I want this house. I don't want to look anymore, because seriously it gets annoying. I want my own home already. I want this house for my kids to grow up in and create their memories and messes in. I want to decorate like a crazy adhd person would. I want it all and I want it before someone swoops in and steals my home. Because in my mind, it's mine already. Like no joke' I already have a SMASH book going with all my decorating ideas , colors, purposes for rooms and starting to draw out furniture layouts (yes I'm kinda crazy).

So please people whose opinions don't matter about my "storage", STFU! It's my damn house and it's going to plenty pretty and storagable (Not a word, don't care) when it's in my possession. Wish me luck people, I sure as hell need it.

Monday, March 25, 2013

I have a plan....

 I am a crazy, zombie  fan. I've always loved shooting them up in video games (Even though I sucked) and I love most zombie movies. Now since The Walking Dead Survival Instinct came out, I have been dying to play. (Side note: I don't play video games often. I can't even remember the last time I touched one.) I am a huge Walking Dead fan, so I was all nerdy excited... so was my middle daughter. She has a love for horror especially zombies. It's incredibly awesome and twisted at the same time.
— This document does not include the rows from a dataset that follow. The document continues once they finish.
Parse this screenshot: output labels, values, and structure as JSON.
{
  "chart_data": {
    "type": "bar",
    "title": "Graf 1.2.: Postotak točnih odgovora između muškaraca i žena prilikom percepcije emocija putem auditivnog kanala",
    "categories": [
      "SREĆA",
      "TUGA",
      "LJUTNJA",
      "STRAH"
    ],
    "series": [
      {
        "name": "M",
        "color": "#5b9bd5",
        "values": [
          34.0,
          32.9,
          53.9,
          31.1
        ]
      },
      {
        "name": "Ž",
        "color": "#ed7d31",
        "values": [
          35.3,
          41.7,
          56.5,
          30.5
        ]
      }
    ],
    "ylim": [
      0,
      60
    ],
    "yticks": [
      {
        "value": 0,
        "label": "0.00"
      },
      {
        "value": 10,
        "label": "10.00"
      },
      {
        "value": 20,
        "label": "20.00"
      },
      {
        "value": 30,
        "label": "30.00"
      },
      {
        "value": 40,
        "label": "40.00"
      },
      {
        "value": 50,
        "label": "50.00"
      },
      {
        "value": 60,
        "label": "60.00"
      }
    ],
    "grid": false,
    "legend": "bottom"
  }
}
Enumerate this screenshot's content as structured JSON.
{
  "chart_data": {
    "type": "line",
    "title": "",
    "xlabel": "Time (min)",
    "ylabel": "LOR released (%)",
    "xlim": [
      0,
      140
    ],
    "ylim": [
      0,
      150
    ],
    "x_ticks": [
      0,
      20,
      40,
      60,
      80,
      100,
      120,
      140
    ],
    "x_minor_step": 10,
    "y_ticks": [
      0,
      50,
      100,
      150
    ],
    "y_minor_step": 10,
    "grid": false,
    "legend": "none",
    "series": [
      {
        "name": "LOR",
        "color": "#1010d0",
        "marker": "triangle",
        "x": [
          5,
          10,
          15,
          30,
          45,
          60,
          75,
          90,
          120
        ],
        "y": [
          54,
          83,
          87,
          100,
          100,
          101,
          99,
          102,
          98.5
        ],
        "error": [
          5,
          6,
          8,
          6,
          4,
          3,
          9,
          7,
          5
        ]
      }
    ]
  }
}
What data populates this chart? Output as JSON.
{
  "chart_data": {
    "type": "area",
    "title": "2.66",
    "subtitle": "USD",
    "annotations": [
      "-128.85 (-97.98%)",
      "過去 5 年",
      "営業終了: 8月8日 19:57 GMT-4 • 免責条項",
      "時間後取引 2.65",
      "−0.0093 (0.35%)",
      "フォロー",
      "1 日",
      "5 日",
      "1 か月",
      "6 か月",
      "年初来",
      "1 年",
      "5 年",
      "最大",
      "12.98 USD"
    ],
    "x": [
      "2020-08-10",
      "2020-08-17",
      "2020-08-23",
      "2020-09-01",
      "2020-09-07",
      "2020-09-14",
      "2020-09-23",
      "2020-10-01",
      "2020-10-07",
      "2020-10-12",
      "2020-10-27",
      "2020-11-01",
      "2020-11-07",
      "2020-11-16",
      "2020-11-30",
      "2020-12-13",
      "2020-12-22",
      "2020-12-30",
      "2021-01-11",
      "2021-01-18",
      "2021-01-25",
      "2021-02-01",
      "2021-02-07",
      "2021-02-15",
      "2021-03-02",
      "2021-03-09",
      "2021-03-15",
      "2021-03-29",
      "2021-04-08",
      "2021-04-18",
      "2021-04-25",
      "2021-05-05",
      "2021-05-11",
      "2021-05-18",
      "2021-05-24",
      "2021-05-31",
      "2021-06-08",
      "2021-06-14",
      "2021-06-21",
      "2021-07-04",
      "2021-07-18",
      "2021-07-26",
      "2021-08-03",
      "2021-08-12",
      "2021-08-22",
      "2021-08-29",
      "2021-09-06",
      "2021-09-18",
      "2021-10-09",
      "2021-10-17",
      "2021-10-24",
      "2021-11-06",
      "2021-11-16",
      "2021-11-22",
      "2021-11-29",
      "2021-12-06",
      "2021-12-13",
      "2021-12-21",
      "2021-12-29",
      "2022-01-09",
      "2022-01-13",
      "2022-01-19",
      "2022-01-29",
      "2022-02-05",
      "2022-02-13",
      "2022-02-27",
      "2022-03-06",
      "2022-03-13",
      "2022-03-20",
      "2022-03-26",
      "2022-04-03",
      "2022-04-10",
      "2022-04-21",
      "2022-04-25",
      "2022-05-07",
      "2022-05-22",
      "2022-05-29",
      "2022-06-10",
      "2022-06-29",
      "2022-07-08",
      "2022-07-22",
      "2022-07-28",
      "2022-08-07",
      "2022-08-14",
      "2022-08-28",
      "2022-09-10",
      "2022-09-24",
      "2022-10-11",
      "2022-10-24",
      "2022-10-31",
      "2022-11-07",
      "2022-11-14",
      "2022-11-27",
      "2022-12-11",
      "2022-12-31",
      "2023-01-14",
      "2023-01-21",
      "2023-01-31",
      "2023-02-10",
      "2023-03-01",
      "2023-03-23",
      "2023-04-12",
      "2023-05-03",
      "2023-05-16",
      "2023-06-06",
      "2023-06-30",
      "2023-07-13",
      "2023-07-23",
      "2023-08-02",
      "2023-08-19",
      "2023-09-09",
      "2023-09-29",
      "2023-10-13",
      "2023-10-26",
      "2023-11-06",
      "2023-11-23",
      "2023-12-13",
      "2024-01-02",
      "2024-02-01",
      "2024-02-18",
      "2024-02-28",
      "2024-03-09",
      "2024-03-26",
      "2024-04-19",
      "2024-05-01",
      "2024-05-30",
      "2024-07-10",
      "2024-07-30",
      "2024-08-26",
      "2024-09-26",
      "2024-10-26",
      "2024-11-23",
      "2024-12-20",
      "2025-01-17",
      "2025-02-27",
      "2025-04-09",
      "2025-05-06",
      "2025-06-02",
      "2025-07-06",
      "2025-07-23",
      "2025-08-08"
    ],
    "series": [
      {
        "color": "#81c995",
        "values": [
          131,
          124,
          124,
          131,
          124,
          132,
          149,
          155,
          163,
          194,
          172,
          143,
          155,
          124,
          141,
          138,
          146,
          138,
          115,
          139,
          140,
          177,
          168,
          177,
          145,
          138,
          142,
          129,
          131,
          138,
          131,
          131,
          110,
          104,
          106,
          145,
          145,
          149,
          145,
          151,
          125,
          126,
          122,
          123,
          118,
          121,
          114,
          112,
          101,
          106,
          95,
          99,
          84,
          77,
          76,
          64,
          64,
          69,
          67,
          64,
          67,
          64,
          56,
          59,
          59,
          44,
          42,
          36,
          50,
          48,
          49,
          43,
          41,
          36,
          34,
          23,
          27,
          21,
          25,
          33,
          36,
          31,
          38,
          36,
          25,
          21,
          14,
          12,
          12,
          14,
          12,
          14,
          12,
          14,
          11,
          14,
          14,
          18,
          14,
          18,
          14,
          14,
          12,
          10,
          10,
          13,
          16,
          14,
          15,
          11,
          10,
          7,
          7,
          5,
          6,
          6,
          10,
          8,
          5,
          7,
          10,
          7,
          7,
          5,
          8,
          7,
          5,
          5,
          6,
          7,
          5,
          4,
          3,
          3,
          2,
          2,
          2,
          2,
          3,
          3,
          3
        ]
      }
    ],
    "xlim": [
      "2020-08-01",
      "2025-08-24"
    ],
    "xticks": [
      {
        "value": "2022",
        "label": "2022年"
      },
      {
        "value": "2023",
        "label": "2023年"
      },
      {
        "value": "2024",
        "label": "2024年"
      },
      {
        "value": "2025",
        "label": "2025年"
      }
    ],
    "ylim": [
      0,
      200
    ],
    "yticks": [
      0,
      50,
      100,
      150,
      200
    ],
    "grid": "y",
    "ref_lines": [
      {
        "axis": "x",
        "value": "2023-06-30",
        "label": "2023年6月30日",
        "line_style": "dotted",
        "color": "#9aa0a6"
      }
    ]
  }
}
So she has had me play the game just so she can watch and keep track of how many gas cans I found. ( Idk why she wanted to keep track of gas) This became annoying and tired some because well.. I'm a mom and I have ADHD so I had other shit on my to-do-but-never-finish list. So in order to side track her, I decided to tell her we're going to come up with a "Zombie Plan". This would include what we'd stock up on, where we'd want to  live and make into a fortress, our weapons and what kind of people we'd want to stay with us. And holy shit' the plan was to get her off of me playing the game, but it turned into a huge zombie planning  thing. Like it was no joke. I was starting to get all serious and explain my reasoning behind why I'd want this and that etc. Keep in mind I am doing this with a 6 year old. But my 6 year old daughter knew her stuff. She wasn't going to have Unicorns and Rainbows. She was going to have a riffle with mansion and a few doctors. She wouldn't "scout" for things at night, only in the day. She'd give everyone a gun, but advise them to only use it if it was really needed because they make to much noise. Uhhhh... Say what?!?! My daughter is the shit!

I have a feeling she's thought about this before. Because there was just to many good ideas coming out of my pint sized daughter's mouth.